Backups Not Maintained and Verified
One of the aims of risk assessment is to show how many hours an asset such as a server can be down before it starts to impact the library's mission. If backups are not made daily, or at an interval acceptable to your library, you won't be able to quickly recover from data loss caused by security breaches, other disasters (such as utility problems), or acts of nature (like floods). Backups also should be tested to ensure that data has been backed up properly and that staff has enough familiarity with the recovery procedure. Backups should be maintained offsite along with copies of the hardware specifications and the backup software installation media.
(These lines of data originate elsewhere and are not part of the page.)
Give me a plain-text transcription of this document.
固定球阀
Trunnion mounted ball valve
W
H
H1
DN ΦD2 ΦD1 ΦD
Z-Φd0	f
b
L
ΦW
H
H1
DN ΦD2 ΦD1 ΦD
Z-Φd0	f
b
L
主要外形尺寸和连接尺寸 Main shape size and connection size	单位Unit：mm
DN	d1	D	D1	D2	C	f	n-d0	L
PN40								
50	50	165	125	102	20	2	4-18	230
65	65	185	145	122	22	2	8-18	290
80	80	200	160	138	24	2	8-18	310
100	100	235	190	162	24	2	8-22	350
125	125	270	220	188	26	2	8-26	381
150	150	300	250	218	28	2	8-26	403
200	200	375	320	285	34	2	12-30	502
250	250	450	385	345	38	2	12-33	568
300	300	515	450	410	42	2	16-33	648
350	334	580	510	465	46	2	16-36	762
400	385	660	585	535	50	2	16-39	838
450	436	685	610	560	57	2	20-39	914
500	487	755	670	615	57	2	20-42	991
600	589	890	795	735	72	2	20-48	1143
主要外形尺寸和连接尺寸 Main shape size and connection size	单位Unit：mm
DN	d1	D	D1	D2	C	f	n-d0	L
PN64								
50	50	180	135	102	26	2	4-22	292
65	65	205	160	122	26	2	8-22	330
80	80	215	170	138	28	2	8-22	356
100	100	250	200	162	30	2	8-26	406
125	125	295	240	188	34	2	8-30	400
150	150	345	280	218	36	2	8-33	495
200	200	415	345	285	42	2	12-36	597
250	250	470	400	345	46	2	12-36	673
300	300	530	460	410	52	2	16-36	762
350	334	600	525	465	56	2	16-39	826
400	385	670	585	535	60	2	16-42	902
Lack of Protection against Malicious Code: Viruses, Worms, Trojan Horses
A virus is a program that reproduces by attaching to another program. It may damage data directly, or it may degrade system performance by taking over needed system resources which are then not available to authorized users. Worms are independent programs that reproduce by copying themselves from one system to another, usually over a network. Trojan horses are programs that appear to perform a useful function but actually hide another unauthorized program inside them. When an authorized user performs the apparent function, the Trojan horse performs the unauthorized function as well (often usurping the privileges of the user).
All of these threats and vulnerabilities must be anticipated, especially when the threat is due to staff ignorance. They certainly must not be ignored—an ostrich with its head in the sand is only getting its head dirty. Threats and vulnerabilities must be carefully examined to see whether or not they apply to your library's computers and networks, staff and procedures. Then they must be analyzed to devise strategies to counter them.